Config files (examples):
data/rb_clean/evaluate_routers.yamldata/rb_clean/evaluate_routers_multitask.yaml
WTP grid: fixed slices used for headline tables are {0.1, 1.0}. Sensitivity grid for frontier plots includes {1e-4, 1e-3, 1e-2, 0.1, 1.0, 10.0}.
Fairness Principles
Equal prompts: baselines and Compitum operate over the same prompt sets for each evaluation unit.
Identical budgets and accounting: WTP (lambda) and token/cost accounting are identical across all systems for the unit being compared.
Paired comparisons: “best baseline” is computed per evaluation unit at fixed WTP; regret and deltas are paired before aggregation.
Seeds and grids: seeds are fixed; any limited hyperparameter sweep is preregistered, small, and frozen before final evaluation on held-out splits (see PEER_REVIEW).
Oracle exclusion: oracle rows are excluded from baseline comparisons.
Reproducibility and Transparency
Offline runs: evaluation uses locally cached, licensed inputs; no network fetching is performed by default scripts.
Artifact integrity: we generate a manifest with SHA-256 checksums for key outputs.

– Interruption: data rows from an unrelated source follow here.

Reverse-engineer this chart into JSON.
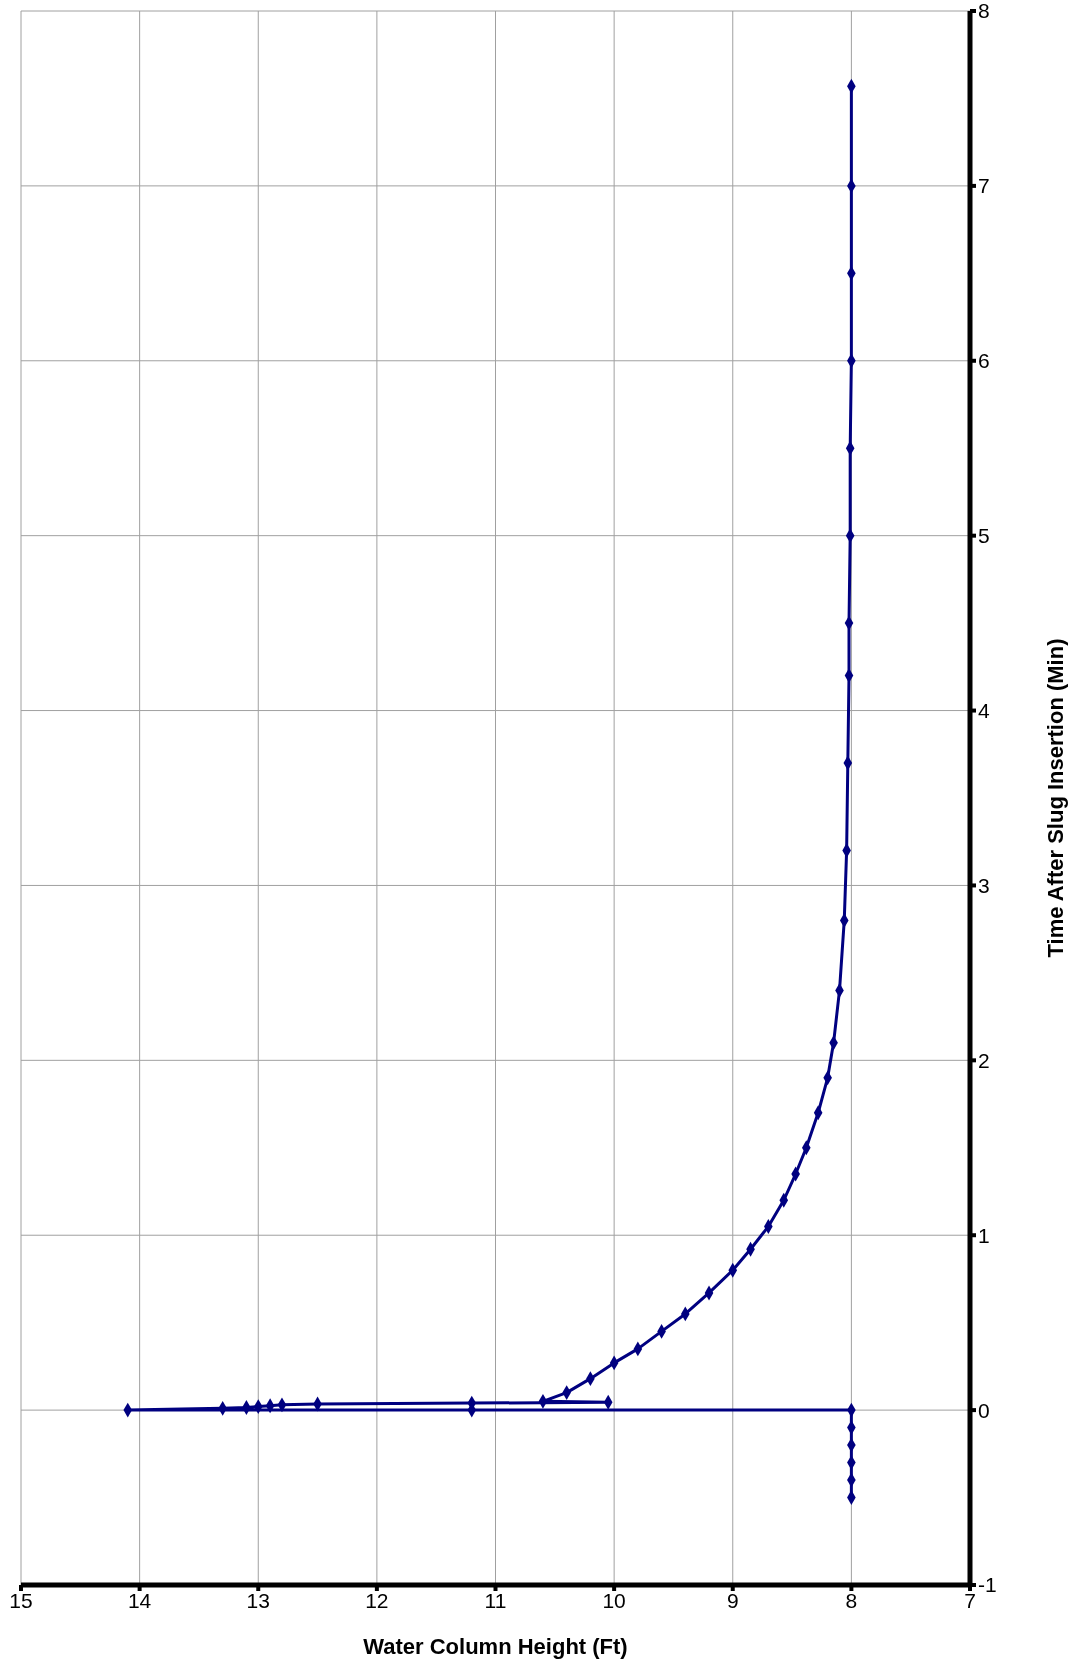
{
  "chart_data": {
    "type": "line",
    "xlabel": "Water Column Height (Ft)",
    "ylabel": "Time After Slug Insertion (Min)",
    "x": [
      8,
      8,
      8,
      8,
      8,
      8,
      11.2,
      14.1,
      13.3,
      13.1,
      13,
      12.9,
      12.8,
      12.5,
      11.2,
      10.05,
      10.6,
      10.4,
      10.2,
      10,
      9.8,
      9.6,
      9.4,
      9.2,
      9,
      8.85,
      8.7,
      8.57,
      8.47,
      8.38,
      8.28,
      8.2,
      8.15,
      8.1,
      8.06,
      8.04,
      8.03,
      8.02,
      8.02,
      8.01,
      8.01,
      8,
      8,
      8,
      8
    ],
    "values": [
      -0.5,
      -0.4,
      -0.3,
      -0.2,
      -0.1,
      0,
      0,
      0,
      0.01,
      0.015,
      0.02,
      0.025,
      0.03,
      0.035,
      0.04,
      0.045,
      0.05,
      0.1,
      0.18,
      0.27,
      0.35,
      0.45,
      0.55,
      0.67,
      0.8,
      0.92,
      1.05,
      1.2,
      1.35,
      1.5,
      1.7,
      1.9,
      2.1,
      2.4,
      2.8,
      3.2,
      3.7,
      4.2,
      4.5,
      5,
      5.5,
      6,
      6.5,
      7,
      7.57
    ],
    "color": "#000080",
    "marker": "diamond",
    "line_style": "solid",
    "grid": true,
    "xlim": [
      15,
      7
    ],
    "xticks": [
      15,
      14,
      13,
      12,
      11,
      10,
      9,
      8,
      7
    ],
    "ylim": [
      -1,
      8
    ],
    "yticks": [
      -1,
      0,
      1,
      2,
      3,
      4,
      5,
      6,
      7,
      8
    ]
  }
}
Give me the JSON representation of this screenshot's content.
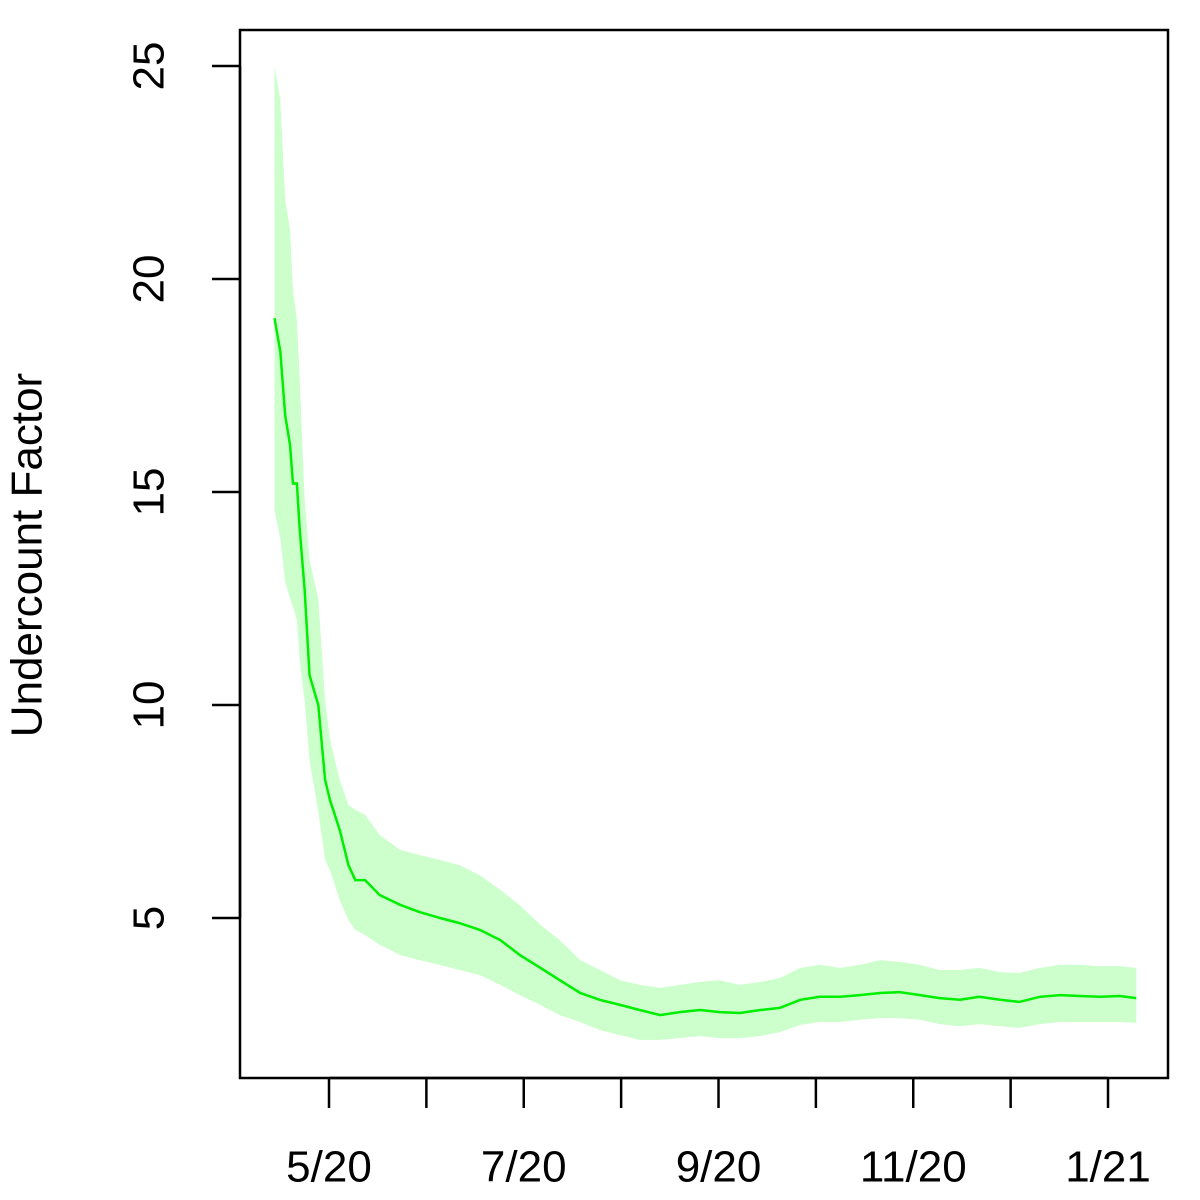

Evidence breakdown: in addition to panel averages, we provide per-baseline win rates, frontier gaps (with 95% bootstrap CIs), and per-task summaries.
Agreement and Diagnostics
Per-baseline agreement tooling: see
tools/per_baseline_agreement.pyfor measuring agreement rates across models/routers.Column inspection: see
tools/inspect_eval_cols.pyto verify expected columns and accounting fields in the evaluation CSVs.
Versioning and Compatibility
RouterBench integration is kept in a separate folder and not modified by default CI or linters.
We welcome PRs to update or extend fairness checks, panel definitions, or cost accounting notes. Please include YAML changes and a short justification of the impact on comparability.